The reference to a house divided against itself could be an allusion to Jesus’ own household.
“Truly I tell you, people will be forgiven for their sins and whatever blasphemies they utter; 29 but whoever blasphemes against the Holy Spirit can never have forgiveness, but is guilty of an eternal sin”— 30 for they had said, “He has an unclean spirit.” (Mark 3:28-30)
The mysterious sin of “blasphemy against the Holy Spirit” has caused much confusion and consternation among countless Christians over the centuries. However, a simple illustration may clear things up.
Imagine a patient dying on a hospital bed. If the patient decides that the doctor who is there to perform a life-saving operation is actually a vicious serial killer, he/she will never consent to the operation.
Likewise, when certain scribes were demonizing Jesus and referring to him as “Satan,” they were closing themselves off from the saving activity of God. The sin of “blasphemy against the Holy Spirit” is not so much about God himself choosing not to forgive so much as it’s about a person himself/herself rejecting the redeeming work of God, therefore making forgiveness and reconciliation with God impossible.
Then his mother and his brothers came; and standing outside, they sent to him and called him. 32 A crowd was sitting around him; and they said to him, “Your mother and your brothers and sisters are outside, asking for you.” 33 And he replied, “Who are my mother and my brothers?” 34 And looking at those who sat around him, he said, “Here are my mother and my brothers! 35 Whoever does the will of God is my brother and sister and mother.” (Mark 3:31-35)
Protestants confess that we are not saved by works.
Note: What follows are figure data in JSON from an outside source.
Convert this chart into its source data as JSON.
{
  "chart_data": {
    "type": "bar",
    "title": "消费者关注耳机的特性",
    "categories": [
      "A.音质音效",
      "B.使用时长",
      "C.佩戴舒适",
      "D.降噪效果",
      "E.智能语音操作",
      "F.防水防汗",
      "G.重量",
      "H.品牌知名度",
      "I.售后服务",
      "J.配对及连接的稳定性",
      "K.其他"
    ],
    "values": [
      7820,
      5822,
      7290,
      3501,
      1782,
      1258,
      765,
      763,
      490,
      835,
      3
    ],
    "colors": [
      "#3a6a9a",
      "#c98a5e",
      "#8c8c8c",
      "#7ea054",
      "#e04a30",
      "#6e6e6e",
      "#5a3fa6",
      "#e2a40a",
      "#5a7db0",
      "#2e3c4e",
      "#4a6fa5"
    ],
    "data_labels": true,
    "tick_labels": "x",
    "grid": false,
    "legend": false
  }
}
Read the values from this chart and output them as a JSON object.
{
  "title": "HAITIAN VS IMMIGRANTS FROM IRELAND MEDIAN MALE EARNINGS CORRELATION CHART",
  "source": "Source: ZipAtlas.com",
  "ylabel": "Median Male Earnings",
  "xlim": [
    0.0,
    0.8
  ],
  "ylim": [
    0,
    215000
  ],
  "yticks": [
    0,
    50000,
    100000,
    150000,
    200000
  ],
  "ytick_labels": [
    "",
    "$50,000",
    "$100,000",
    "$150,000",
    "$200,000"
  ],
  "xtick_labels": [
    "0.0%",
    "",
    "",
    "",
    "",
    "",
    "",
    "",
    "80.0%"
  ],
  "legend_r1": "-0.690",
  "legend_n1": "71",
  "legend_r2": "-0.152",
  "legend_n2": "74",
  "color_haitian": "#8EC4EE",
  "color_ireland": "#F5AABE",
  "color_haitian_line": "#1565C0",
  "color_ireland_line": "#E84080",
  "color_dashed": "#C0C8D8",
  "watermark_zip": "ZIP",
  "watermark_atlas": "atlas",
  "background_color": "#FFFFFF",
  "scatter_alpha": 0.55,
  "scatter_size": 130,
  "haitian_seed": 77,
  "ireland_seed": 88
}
We are saved by grace through faith. Salvation cannot be not earned. To that I say a hearty “amen.”
However, in our phobia of “works-based salvation” we have invented a concept of faith that exists apart from works. Legitimate faith is always expressed through actions (works). Not as an attempt to earn God’s grace, but actually in response to God’s grace.
This is how Jesus can emphasize here that “[doing] the will of God” is the indication of membership in his family. This, by the way, is a relentless theme throughout the gospels.